Христианин с величайшей благодарностью ценил это доверие и, идя рядом с Мелиссой, повторял самому себе, что было бы неблагородно обмануть это доверие.
«Пусть это милое дитя само избирает свой путь! Если ей суждено вступить на стезю спасения, то Господь Сам направит и поведет ее».
Но разве Всевышний уже не подал ей знак, когда начертал в ее сердце слова: «Но когда время исполнилось».
Он считал себя вправе поддерживать в ней впечатление этих слов и только что собирался еще один раз напомнить ей о них, как она нарушила его молчаливую задумчивость, с мольбою подняв на него свои большие глаза с вопросом:
– Разве Диодор находится в большой опасности? Скажи правду! Я готова лучше перенести все самое ужасное, чем это страшное томление неизвестности.
Тогда Андреас признался ей, что раненый находится в опасном положении, но что искусный Птоломей считает возможным исцелить его, если ему окажет помощь великий его собрат Гален.
– И для того чтобы заручиться помощью этого человека, – продолжала девушка свои расспросы, – врач приказал поместить его в Серапеум?
– Да, дитя, потому что Гален находится в свите императора, и мы напрасно старались бы проникнуть к нему сегодня или завтра.
– Но путь через город повредит человеку, находящемуся в лихорадочном состоянии.

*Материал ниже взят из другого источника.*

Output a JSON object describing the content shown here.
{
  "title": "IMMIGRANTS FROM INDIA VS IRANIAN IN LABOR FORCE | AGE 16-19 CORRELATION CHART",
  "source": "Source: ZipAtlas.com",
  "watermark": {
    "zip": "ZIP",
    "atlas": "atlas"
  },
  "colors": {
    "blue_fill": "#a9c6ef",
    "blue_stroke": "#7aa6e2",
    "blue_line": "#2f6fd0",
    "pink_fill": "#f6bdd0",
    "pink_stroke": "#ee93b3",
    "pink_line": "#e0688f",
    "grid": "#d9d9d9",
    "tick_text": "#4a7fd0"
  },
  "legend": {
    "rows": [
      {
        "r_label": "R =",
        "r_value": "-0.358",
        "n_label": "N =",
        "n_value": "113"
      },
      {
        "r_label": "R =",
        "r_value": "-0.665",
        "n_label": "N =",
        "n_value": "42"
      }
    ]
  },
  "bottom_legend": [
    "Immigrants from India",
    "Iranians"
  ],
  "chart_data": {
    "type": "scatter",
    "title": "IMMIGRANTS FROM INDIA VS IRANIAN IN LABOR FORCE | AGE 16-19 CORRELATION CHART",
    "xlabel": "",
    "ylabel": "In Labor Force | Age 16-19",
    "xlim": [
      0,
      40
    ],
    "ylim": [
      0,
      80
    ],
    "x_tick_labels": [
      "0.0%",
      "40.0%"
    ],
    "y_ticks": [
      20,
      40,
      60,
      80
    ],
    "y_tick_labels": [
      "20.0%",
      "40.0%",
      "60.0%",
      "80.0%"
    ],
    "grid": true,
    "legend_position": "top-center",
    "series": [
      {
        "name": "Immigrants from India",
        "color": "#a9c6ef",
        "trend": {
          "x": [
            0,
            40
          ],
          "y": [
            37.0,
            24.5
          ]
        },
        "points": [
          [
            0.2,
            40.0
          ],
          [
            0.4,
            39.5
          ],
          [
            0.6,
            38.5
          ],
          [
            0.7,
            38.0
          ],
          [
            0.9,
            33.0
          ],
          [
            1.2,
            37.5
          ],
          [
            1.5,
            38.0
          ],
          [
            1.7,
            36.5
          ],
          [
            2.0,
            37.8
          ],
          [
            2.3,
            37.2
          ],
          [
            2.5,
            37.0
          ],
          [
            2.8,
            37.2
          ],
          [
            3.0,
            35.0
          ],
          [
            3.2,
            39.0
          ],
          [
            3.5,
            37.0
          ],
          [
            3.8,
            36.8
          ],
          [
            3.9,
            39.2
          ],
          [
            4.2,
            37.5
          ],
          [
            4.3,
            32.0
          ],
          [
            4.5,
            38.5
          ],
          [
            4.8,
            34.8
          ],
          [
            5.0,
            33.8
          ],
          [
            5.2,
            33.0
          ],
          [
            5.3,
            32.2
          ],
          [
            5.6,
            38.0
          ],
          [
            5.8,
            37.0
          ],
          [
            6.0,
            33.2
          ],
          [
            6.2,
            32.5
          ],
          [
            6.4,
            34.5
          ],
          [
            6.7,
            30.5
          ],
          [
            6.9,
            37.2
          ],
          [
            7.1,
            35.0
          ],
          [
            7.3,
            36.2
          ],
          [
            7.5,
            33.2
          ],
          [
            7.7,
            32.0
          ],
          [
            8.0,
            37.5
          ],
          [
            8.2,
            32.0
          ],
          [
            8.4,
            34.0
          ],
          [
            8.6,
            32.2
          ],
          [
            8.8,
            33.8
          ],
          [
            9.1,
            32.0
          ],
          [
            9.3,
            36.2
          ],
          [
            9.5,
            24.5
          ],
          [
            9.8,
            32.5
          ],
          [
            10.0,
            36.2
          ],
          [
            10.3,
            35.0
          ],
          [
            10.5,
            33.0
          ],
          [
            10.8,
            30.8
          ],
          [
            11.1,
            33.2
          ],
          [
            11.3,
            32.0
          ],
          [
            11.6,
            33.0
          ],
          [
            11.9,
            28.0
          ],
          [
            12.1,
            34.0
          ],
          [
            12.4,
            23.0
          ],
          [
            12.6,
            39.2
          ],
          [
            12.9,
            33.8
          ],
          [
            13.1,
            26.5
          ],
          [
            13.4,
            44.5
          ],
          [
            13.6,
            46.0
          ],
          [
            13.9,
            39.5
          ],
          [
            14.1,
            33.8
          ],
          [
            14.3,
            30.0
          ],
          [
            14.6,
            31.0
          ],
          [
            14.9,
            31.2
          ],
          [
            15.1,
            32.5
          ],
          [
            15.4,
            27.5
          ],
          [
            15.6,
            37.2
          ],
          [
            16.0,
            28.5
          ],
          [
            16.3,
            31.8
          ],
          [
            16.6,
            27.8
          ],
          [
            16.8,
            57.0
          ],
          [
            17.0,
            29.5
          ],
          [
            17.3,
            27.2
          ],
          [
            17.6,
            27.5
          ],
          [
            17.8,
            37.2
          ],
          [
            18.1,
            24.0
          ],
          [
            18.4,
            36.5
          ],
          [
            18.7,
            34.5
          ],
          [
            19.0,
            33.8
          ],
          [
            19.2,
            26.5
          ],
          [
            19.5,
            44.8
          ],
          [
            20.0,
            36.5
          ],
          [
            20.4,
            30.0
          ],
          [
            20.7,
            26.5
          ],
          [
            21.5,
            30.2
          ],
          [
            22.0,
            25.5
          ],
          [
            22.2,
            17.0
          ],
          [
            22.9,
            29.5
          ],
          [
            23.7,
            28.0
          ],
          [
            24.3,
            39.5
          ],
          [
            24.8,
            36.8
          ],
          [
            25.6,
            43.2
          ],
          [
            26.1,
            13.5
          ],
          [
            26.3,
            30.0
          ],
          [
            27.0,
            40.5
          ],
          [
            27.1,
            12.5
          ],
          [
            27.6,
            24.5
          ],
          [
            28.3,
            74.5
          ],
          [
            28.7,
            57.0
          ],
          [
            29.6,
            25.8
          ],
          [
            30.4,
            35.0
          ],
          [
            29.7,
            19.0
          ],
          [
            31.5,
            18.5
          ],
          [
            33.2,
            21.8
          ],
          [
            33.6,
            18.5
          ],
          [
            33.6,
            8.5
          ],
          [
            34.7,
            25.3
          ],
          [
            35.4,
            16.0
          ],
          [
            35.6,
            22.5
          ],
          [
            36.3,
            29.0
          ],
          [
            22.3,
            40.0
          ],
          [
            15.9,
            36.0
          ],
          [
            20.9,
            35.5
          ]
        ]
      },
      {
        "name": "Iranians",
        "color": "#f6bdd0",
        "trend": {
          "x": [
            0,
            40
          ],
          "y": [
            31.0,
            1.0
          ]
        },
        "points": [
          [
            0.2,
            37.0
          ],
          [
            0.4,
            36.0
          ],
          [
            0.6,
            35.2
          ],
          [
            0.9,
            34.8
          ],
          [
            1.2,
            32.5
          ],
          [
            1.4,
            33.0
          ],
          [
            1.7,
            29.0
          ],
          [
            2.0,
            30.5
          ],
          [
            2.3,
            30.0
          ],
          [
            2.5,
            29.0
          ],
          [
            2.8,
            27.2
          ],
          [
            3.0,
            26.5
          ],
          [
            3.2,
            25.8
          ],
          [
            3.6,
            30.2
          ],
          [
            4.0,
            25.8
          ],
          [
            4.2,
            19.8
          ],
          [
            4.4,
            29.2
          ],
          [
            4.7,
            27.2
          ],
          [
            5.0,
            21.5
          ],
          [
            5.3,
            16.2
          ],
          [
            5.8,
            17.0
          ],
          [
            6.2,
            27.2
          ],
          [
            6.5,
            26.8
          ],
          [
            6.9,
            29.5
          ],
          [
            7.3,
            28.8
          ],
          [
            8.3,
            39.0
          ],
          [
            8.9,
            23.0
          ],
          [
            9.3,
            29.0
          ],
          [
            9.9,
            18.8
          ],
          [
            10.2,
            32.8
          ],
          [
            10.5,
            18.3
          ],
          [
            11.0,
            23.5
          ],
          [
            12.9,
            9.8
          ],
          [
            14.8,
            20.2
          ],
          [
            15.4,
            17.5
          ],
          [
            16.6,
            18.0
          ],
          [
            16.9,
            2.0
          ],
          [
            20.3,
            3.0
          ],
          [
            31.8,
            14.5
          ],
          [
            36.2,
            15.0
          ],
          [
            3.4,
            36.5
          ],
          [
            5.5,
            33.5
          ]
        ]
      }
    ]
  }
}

– Его доставят на носилках.
– И это также нехорошо для него. Врач говорит, что для него спокойствие – лучшее лекарство.
– У Галена находятся в распоряжении самые лучшие лекарства, – возразил христианин.
Этому заявлению Мелисса, по-видимому, поверила, так как несколько времени шла молча рядом с ним. Но когда шум толпы, окружавшей Серапеум, стал явственнее доноситься до их слуха, она внезапно остановилась и проговорила:
– Будь что будет, я проберусь к великому врачу и попрошу его о помощи.

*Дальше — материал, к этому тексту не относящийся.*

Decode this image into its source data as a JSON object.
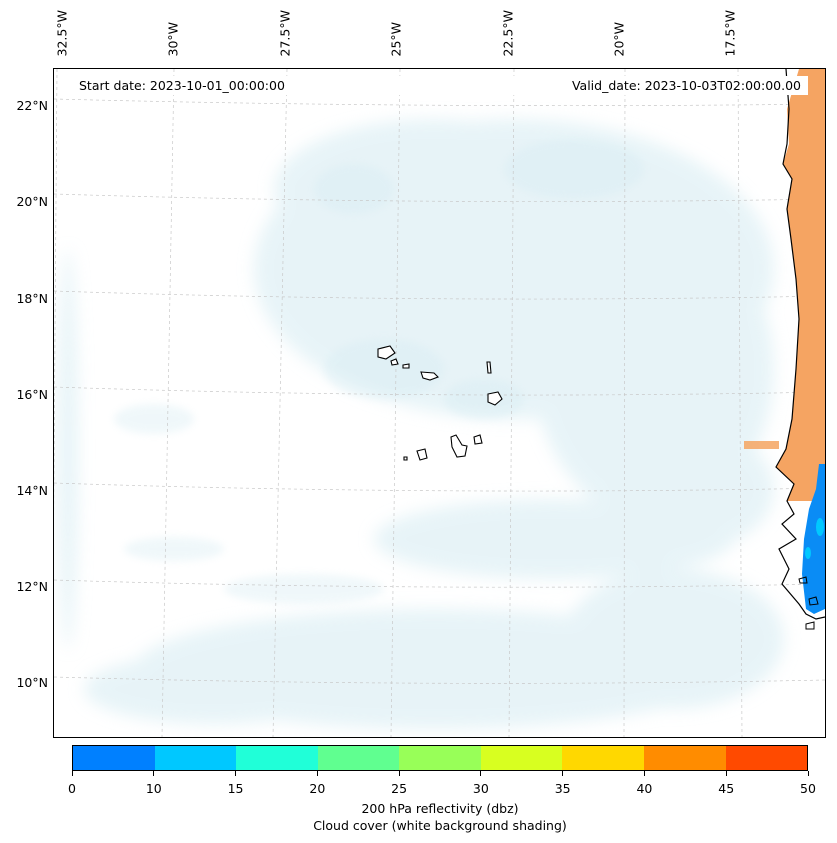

– Ты? – спросил отпущенник, и когда она решительным тоном подтвердила это, энергичный человек побледнел и с нескрываемым беспокойством воскликнул: – Ты сама не понимаешь того, что задумала! Приближенные Каракаллы – бесстыдные развратники, без удержу и совести. Но будь уверена, что ты даже не дойдешь до первого двора.
– А может быть, и дойду. Это моя обязанность, и я исполню ее.
Как твердо и решительно прозвучали эти слова! И какою энергией светились большие глаза этой тихой, скромной девушки. Плотно стиснутые губы, обыкновенно полуоткрытые, сквозь которые виднелись жемчужные зубки, придавали лицу девушки выражение такой решимости, что Андреас принужден был признаться себе самому, что его спутница не остановится ни перед каким препятствием.
Но любовь и долг принуждали его всякими средствами удержать ее от подобного шага.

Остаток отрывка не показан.